Ford UK's managing director Lisa Brankin has expressed concerns that introducing new taxes on electric vehicles (EVs) could discourage people from buying them, particularly when demand is already low. The Treasury is reportedly considering introducing new levies on EVs in the upcoming Budget, which would add to the costs for drivers who are already struggling with high prices. According to Brankin, this move would be "another brake" on the sales of EVs, which have seen a decline in recent months.
Brankin also pointed out that potential EV owners may be put off by the administrative task of calculating their mileage for a pay-per-mile charge, which is being considered by the Chancellor. She argued that making people buy something they don't want would be challenging, and that EVs should not be pushed on consumers.

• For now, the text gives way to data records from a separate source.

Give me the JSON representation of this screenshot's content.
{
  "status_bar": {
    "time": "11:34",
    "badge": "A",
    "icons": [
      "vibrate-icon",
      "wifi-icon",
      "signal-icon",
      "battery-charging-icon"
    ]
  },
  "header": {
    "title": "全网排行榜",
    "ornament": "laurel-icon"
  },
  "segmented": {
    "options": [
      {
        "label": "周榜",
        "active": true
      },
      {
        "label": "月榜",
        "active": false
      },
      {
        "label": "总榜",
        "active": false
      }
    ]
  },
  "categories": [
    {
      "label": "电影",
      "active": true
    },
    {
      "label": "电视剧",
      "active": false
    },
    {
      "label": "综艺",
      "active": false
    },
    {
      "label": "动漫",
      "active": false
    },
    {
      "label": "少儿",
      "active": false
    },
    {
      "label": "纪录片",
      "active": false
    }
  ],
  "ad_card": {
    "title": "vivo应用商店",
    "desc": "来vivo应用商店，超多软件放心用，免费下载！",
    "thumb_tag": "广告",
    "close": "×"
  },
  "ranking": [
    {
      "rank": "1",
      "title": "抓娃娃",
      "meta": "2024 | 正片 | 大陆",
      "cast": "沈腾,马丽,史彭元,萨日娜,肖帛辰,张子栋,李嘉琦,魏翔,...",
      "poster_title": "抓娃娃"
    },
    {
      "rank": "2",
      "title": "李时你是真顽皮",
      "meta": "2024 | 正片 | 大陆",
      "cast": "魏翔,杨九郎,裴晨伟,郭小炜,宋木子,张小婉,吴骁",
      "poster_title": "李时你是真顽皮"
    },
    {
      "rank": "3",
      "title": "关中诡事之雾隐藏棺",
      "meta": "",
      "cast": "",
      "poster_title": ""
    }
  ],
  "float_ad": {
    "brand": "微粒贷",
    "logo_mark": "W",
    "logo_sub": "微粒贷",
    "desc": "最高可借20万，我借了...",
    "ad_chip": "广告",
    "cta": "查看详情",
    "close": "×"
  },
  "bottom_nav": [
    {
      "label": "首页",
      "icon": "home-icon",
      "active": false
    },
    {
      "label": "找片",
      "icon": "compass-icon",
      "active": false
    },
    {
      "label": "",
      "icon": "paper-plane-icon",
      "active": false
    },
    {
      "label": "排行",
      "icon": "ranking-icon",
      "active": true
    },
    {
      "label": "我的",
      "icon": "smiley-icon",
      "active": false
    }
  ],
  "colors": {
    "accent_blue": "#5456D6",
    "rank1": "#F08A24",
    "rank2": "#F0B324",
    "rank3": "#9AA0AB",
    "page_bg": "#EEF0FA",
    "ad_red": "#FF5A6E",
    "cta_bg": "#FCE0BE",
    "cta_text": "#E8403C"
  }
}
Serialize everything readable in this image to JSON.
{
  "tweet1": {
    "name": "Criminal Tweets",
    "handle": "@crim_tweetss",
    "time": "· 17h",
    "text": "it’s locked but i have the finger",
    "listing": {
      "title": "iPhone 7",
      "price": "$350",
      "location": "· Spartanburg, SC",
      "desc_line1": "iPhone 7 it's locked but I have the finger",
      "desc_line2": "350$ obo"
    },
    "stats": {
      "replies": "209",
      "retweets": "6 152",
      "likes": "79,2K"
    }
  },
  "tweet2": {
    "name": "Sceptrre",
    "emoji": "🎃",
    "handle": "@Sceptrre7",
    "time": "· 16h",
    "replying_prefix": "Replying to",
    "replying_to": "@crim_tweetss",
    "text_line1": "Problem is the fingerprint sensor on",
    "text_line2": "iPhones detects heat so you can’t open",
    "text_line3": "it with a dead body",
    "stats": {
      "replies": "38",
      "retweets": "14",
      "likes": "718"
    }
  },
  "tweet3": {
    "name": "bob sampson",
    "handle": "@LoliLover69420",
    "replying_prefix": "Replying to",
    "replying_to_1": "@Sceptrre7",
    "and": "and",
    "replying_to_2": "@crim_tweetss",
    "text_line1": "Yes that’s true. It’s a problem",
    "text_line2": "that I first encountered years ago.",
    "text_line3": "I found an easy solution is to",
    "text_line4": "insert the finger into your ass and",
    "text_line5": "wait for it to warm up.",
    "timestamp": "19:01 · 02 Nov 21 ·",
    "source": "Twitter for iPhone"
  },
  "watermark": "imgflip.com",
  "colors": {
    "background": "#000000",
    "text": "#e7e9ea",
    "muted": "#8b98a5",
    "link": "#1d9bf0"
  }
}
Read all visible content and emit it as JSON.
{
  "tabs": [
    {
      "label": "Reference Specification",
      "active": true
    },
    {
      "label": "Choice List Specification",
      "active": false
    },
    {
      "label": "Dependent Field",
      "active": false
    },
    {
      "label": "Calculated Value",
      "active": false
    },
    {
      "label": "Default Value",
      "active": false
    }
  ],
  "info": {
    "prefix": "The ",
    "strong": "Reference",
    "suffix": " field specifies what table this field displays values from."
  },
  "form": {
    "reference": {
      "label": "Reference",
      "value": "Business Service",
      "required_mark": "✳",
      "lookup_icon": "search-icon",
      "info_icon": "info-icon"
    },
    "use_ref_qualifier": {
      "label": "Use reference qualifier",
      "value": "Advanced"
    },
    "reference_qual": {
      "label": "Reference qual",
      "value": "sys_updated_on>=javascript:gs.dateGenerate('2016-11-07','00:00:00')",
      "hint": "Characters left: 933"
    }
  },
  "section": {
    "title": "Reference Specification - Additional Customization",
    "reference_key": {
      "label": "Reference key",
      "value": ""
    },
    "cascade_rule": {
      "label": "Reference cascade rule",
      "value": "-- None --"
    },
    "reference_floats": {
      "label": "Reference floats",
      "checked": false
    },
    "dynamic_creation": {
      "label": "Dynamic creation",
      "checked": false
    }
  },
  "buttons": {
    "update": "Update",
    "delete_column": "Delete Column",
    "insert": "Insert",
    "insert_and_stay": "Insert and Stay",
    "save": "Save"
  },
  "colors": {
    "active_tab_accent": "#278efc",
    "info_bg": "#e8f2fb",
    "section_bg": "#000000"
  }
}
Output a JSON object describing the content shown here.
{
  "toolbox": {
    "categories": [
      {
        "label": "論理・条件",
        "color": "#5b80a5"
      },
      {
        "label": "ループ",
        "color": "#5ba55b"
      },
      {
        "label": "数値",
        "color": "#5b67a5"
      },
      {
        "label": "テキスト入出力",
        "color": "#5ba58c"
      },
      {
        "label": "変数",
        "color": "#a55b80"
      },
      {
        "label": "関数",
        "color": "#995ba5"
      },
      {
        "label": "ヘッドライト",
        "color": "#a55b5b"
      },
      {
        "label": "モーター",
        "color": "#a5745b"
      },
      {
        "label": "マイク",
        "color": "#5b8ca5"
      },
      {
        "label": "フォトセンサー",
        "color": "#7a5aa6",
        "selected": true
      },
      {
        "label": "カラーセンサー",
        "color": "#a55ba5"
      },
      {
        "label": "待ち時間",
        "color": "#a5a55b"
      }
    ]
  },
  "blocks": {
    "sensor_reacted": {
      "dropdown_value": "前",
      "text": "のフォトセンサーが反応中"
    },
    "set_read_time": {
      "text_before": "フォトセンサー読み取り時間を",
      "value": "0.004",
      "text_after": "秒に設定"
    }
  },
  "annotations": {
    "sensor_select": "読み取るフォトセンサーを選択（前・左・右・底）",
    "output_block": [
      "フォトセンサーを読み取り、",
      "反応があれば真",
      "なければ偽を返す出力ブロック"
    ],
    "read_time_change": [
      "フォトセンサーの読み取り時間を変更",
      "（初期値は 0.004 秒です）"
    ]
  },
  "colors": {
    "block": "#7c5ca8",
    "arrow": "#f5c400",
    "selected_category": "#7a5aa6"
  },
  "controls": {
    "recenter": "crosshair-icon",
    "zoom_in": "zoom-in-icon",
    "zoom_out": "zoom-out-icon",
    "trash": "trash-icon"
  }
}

Ford sells more vehicles in the UK than any other manufacturer, but its sales figures show that the market for EVs still has a long way to go. While there is a government grant of up to £3,750 available to encourage people to buy EVs, Brankin said that Ford would not be able to reach the target of 80% EV sales by 2030 without further support from the government.
The UK's net zero plan requires 80% of new car sales to be electric by 2030, but the current sales figures show that fully-electric vehicles made up just 22.4% of total new car sales in the year to October 2025. Brankin urged the Chancellor to retain the tax benefits for companies that are "greening" their vehicle fleets, and said that the shift to EVs could have significant consequences for the staff at Ford's Dagenham plant.